Le courage de Desmond Tutu à faire valoir ses convictions dans le sens du pardon, de la paix ainsi que de l’égalité, l’a mené dans plusieurs combats qui ne faisaient toujours pas l’unanimité. Certains de ces combats allaient parfois à l’encontre des valeurs ecclésiastiques. On peut citer sa lutte contre l’homophobie qu’il comparait à la discrimination raciale en précisant que nous sommes tous des êtres humains et nul ne choisit son genre et sa race. On évoquera aussi sa préférence pour le suicide assisté. Il estimait à ce sujet que des personnes souffrant de maladies graves et incurables pouvaient décider de mettre un terme à leurs jours en toute « dignité ». Tout compte fait, Desmond Tutu a été durant toute sa vie un chantre de la paix et de la justice. Son combat pour le respect des droits de l’homme qui a transcendé les frontières a laissé une marque indélébile dans la mémoire collective. Son héritage est inestimable pour l’Afrique du Sud, pour le continent africain et pour le monde entier. Malgré son âge déjà très avancé, son décès est une perte énorme.
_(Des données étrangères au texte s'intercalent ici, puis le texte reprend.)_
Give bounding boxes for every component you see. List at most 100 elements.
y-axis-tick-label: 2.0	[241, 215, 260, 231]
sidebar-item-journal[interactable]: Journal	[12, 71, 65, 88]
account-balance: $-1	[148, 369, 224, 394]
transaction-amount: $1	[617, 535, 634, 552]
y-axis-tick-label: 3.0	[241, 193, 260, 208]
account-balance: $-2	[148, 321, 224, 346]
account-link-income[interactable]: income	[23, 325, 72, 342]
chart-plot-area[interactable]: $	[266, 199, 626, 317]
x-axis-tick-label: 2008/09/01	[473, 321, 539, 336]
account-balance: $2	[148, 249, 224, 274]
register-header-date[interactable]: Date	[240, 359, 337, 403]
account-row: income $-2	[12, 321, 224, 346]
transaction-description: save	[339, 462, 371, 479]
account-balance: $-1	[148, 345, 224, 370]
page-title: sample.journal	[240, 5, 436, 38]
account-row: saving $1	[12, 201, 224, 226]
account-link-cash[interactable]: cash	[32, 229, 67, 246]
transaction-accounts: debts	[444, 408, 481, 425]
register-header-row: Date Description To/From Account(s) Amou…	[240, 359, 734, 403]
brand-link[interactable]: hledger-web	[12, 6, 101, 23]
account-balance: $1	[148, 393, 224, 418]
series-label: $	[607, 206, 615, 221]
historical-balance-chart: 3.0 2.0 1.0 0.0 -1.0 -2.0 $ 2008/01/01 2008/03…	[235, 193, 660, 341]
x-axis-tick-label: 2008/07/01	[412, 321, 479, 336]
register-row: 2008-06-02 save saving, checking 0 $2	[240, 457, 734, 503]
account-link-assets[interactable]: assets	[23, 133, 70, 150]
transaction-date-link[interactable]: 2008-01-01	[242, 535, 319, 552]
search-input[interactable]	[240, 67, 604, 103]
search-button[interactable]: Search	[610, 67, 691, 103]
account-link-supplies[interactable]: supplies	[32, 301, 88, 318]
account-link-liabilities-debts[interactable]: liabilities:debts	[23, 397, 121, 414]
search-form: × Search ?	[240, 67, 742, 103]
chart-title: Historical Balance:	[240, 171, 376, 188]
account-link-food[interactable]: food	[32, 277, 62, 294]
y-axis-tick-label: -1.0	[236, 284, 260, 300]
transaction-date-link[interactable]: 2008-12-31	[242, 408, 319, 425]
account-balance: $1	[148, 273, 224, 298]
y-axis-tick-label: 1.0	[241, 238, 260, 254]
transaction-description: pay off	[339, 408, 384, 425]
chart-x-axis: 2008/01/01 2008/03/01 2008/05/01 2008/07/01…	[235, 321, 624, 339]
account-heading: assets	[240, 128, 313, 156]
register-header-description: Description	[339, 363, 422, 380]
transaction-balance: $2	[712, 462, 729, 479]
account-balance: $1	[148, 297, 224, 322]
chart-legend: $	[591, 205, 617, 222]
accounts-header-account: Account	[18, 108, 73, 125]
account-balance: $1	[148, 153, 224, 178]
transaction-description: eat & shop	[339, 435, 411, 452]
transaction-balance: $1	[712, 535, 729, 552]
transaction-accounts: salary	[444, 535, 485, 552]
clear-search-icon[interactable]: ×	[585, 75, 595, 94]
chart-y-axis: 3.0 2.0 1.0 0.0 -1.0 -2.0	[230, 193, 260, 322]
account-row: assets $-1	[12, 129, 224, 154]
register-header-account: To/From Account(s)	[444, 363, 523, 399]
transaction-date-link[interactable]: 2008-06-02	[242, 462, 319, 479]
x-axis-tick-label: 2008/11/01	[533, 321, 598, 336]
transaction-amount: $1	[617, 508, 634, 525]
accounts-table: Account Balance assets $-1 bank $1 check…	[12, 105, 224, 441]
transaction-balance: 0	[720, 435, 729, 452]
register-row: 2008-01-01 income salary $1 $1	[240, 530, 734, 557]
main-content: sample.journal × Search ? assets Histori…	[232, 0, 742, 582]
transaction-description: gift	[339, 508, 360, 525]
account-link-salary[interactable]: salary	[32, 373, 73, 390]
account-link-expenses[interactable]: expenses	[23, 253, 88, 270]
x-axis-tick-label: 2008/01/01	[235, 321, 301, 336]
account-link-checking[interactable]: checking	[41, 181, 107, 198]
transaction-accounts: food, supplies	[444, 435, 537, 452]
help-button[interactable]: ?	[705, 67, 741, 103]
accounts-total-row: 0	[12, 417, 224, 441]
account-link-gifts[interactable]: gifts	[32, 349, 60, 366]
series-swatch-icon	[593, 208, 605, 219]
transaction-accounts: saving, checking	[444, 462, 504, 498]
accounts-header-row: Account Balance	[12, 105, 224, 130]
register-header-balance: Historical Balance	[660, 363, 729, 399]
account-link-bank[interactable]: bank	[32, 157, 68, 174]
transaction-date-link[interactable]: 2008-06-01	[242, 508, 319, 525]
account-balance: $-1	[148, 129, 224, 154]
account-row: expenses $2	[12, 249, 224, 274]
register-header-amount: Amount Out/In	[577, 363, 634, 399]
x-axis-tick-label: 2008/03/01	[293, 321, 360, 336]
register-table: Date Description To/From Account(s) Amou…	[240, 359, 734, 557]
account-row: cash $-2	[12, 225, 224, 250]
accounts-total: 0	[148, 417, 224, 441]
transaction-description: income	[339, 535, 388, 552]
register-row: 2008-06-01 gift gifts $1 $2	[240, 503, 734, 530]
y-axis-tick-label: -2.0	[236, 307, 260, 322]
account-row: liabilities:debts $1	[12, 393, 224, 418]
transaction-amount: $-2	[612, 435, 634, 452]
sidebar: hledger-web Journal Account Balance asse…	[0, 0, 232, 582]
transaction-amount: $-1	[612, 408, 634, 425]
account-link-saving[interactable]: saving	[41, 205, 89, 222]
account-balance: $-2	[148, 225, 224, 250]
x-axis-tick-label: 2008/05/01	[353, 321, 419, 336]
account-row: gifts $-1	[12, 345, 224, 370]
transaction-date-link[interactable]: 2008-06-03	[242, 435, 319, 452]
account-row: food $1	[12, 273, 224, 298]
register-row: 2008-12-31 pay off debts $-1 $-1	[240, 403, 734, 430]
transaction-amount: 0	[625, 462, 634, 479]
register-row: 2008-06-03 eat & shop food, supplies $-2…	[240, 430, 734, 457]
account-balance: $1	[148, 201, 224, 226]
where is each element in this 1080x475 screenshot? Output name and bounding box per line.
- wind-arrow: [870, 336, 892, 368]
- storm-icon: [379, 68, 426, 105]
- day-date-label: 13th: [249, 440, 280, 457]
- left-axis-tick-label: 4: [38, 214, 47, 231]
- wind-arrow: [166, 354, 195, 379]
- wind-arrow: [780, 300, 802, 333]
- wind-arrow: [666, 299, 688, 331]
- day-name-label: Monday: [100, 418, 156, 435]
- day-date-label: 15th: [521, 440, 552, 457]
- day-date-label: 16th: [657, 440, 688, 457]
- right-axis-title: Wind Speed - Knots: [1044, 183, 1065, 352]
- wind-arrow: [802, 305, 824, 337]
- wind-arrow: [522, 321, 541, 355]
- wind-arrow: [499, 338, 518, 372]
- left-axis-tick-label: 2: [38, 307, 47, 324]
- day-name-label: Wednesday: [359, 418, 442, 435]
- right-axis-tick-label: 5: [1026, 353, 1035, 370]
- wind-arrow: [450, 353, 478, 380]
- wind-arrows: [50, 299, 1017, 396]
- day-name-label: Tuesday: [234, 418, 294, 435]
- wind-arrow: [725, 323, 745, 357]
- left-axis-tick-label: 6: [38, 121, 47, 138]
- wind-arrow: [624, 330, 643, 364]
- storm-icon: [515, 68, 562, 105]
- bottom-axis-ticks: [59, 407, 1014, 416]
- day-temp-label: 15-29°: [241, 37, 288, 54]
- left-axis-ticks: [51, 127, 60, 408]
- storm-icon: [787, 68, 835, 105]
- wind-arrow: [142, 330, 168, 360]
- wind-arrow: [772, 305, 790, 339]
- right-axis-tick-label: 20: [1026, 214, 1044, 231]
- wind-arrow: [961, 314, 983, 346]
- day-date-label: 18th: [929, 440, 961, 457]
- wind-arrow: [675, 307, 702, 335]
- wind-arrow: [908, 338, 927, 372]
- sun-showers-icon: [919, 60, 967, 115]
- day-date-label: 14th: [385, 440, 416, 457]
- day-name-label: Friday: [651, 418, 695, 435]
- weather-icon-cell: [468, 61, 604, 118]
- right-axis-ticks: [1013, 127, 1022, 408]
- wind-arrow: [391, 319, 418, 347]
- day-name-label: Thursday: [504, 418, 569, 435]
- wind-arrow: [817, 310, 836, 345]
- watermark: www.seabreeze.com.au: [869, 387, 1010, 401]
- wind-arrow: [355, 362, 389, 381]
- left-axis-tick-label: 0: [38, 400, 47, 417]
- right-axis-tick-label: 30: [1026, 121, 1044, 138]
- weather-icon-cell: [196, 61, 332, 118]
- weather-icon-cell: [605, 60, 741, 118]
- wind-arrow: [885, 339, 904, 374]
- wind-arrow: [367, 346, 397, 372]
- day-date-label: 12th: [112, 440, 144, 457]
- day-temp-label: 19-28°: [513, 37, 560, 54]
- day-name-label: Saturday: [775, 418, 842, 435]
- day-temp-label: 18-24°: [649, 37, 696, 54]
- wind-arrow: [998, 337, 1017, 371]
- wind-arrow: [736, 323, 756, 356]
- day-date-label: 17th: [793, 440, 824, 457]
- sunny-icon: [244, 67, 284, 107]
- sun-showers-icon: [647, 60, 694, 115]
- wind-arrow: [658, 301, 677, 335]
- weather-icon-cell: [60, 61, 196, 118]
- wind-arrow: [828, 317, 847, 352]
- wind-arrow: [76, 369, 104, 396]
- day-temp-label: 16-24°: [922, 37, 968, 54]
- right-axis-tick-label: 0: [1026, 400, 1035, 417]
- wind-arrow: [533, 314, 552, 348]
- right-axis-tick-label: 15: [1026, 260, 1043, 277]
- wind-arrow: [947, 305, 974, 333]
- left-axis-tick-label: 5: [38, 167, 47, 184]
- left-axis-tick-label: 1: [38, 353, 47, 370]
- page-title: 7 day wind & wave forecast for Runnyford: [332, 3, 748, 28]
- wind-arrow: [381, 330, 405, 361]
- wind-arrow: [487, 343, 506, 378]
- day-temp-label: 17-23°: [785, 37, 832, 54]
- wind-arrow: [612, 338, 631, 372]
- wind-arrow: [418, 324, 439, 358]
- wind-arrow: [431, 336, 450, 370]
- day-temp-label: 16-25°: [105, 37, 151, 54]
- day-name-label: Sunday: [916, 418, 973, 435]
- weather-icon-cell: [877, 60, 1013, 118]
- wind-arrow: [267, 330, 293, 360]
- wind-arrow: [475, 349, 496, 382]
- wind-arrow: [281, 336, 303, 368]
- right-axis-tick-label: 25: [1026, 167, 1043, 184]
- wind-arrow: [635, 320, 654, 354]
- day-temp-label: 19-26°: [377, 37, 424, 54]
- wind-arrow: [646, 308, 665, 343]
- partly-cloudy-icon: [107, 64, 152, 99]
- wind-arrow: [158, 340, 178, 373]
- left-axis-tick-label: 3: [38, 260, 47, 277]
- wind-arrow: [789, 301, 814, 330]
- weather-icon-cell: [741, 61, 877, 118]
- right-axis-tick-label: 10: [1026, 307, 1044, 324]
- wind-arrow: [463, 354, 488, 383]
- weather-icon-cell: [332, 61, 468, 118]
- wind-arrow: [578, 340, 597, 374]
Pour lui rendre hommage à sa juste valeur, l’Église qu’il a tant servie et le gouvernement en place ont pris certaines dispositions. Depuis le lendemain de son décès, les cloches de la Cathédrale Saint-Georges sont sonnées chaque jour pendant dix minutes, à partir de midi, jusqu’à ce que le corps de l’Archevêque arrive à la Cathédrale pour les obsèques. La montagne de la Table, la plus haute de la ville du Cap, sera illuminée du violet chaque soir. Le Chef d’État quant à lui, a décrété une semaine de deuil national durant laquelle, les drapeaux sont en berne dans tout le pays et devant les ambassades sud-africaines dans le monde, jusqu’à la veille de ses funérailles qui auront lieu le 1er janvier 2022.